When college students talk online, you’d expect them to discuss things like classes or dorm romances. What you might not expect are messages about life with plastic.
“Credit cards have definitely made my life harder,” one frustrated card user writes on CollegeClub.com, an online community of college students. “Credit is a blessing and a curse,” responds another.
As thousands of students head off to college each year, credit-card recruiters are waiting, with applications in hand, to recruit new cardholders. And with teenage consumerism on the rise, marketers are making credit more appealing and more available to students than ever before.
But that appeal can be ruinous, experts say, especially for those who lack the financial experience needed to handle a credit card.
Now, in response, lawmakers around the country are seeking legislation that would limit the availability of cards on campus and combat credit’s seductiveness.
A Degree in Debt
Students are faced with a barrage of hard-to-resist credit-card offers outside college classrooms and dining halls, and in their dorm mailboxes. Card recruiters set up tables in high-traffic areas on campuses and offer free gifts — compact discs, T-shirts, coffee mugs and posters — to lure new credit applicants.
The pitch apparently works. Seven in 10 undergraduates have at least one credit card, a recent study by the Consumer Federation of America found.
But many experts agree that those applicants often apply for credit on a whim and lack the financial knowledge and resources to manage a credit account. The vast majority of those college students with credit cards got them during their first year in college and, astonishingly, one in five college cardholders carries debt of more than $10,000.
As the number of card-carrying students rises, so does the debate over whether college students should have such potentially devastating access to personal credit cards.
The 1997 suicide of University of Central Oklahoma freshman Mitzi Pool has prompted many consumer advocate groups to bring the marketing techniques of card issuers into focus.
Pool was emotionally distraught after losing the part-time job she was dependent upon to pay off her three maxed-out credit cards, Pool’s mother said at a press conference last year. She was found hanged in her dorm room surrounded by credit-card bills and her checkbook.
States Step In
“[Credit card] companies must work to market credit responsibly to students,” says Washington State Senator Julia Patterson.

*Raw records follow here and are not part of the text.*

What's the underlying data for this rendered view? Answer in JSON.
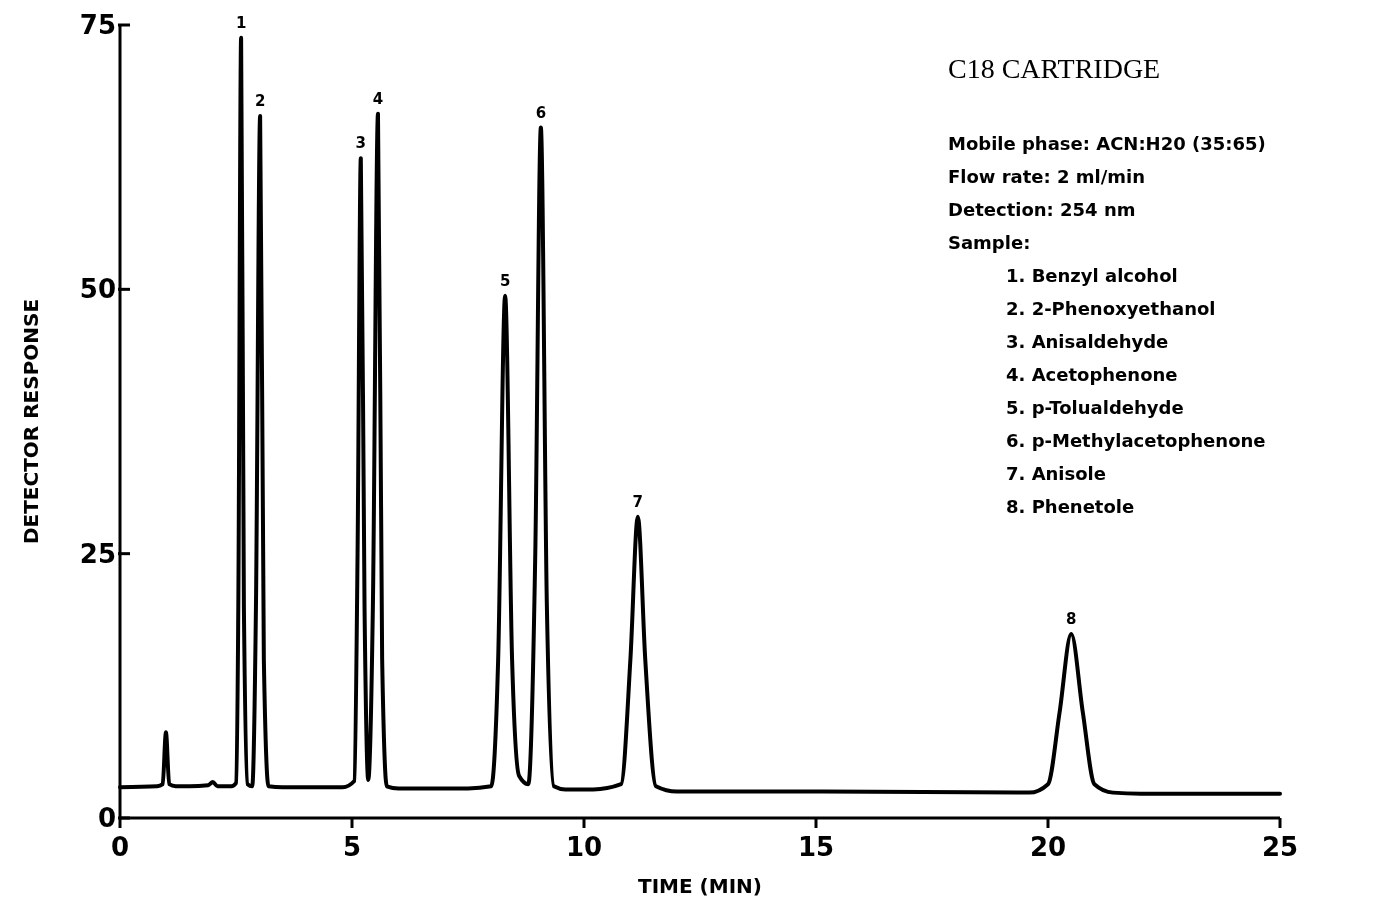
{
  "chart_data": {
    "type": "line",
    "title": "C18 CARTRIDGE",
    "xlabel": "TIME (MIN)",
    "ylabel": "DETECTOR RESPONSE",
    "xlim": [
      0,
      25
    ],
    "xticks": [
      0,
      5,
      10,
      15,
      20,
      25
    ],
    "ylim": [
      0,
      75
    ],
    "yticks": [
      0,
      25,
      50,
      75
    ],
    "grid": false,
    "marker": "none",
    "line_style": "solid",
    "series": [
      {
        "color": "#000000",
        "x": [
          0,
          0.8,
          0.92,
          0.99,
          1.06,
          1.2,
          1.5,
          1.9,
          2.0,
          2.1,
          2.4,
          2.5,
          2.55,
          2.61,
          2.67,
          2.75,
          2.85,
          2.93,
          3.02,
          3.1,
          3.2,
          3.5,
          4.8,
          5.05,
          5.12,
          5.19,
          5.27,
          5.35,
          5.45,
          5.56,
          5.65,
          5.75,
          6.0,
          7.5,
          8.0,
          8.15,
          8.3,
          8.45,
          8.6,
          8.8,
          8.95,
          9.07,
          9.2,
          9.35,
          9.6,
          10.2,
          10.8,
          11.0,
          11.16,
          11.32,
          11.55,
          12.0,
          15,
          19.6,
          20.0,
          20.25,
          20.5,
          20.75,
          21.0,
          21.4,
          22,
          25
        ],
        "values": [
          2.9,
          3.0,
          3.2,
          8.1,
          3.2,
          3.0,
          3.0,
          3.1,
          3.4,
          3.0,
          3.0,
          3.3,
          20,
          73.8,
          20,
          3.2,
          3.0,
          20,
          66.4,
          15,
          3.0,
          2.9,
          2.9,
          3.5,
          25,
          62.4,
          20,
          3.6,
          20,
          66.6,
          15,
          3.0,
          2.8,
          2.8,
          3.0,
          15,
          49.4,
          15,
          4.0,
          3.2,
          25,
          65.3,
          20,
          3.0,
          2.7,
          2.7,
          3.2,
          15,
          28.5,
          15,
          3.0,
          2.5,
          2.5,
          2.4,
          3.2,
          10,
          17.4,
          10,
          3.2,
          2.4,
          2.3,
          2.3
        ]
      }
    ],
    "annotations": [
      {
        "text": "1",
        "x": 2.61,
        "y": 73.8
      },
      {
        "text": "2",
        "x": 3.02,
        "y": 66.4
      },
      {
        "text": "3",
        "x": 5.19,
        "y": 62.4
      },
      {
        "text": "4",
        "x": 5.56,
        "y": 66.6
      },
      {
        "text": "5",
        "x": 8.3,
        "y": 49.4
      },
      {
        "text": "6",
        "x": 9.07,
        "y": 65.3
      },
      {
        "text": "7",
        "x": 11.16,
        "y": 28.5
      },
      {
        "text": "8",
        "x": 20.5,
        "y": 17.4
      },
      "Mobile phase: ACN:H20 (35:65)",
      "Flow rate: 2 ml/min",
      "Detection: 254 nm",
      "Sample:",
      "1. Benzyl alcohol",
      "2. 2-Phenoxyethanol",
      "3. Anisaldehyde",
      "4. Acetophenone",
      "5. p-Tolualdehyde",
      "6. p-Methylacetophenone",
      "7. Anisole",
      "8. Phenetole"
    ]
  }
}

Patterson, along with 15 other state senators, has made headway with legislation in her state that could severely limit the marketing strategies of credit-card companies and prevent financially dependent persons under 21 from obtaining credit cards on their own.
The proposed bill could also put an end to incentive-based college credit card applications in the state of Washington.
“Why should any 18- or 19-year-old who is still financially dependent on his or her parent be able to obtain [credit] limits that they can’t possibly support?” Patterson asks.
The Washington effort isn’t unique. In 1999, Louisiana and Arkansas enacted legislation that restricts on-campus marketing of student credit cards. California, Tennessee, Virginia, West Virginia, Pennsylvania, New Jersey and Virginia have seen bills as well.
Similar legislation was even introduced to the U.S. Senate Banking Committee last April, but died in committee.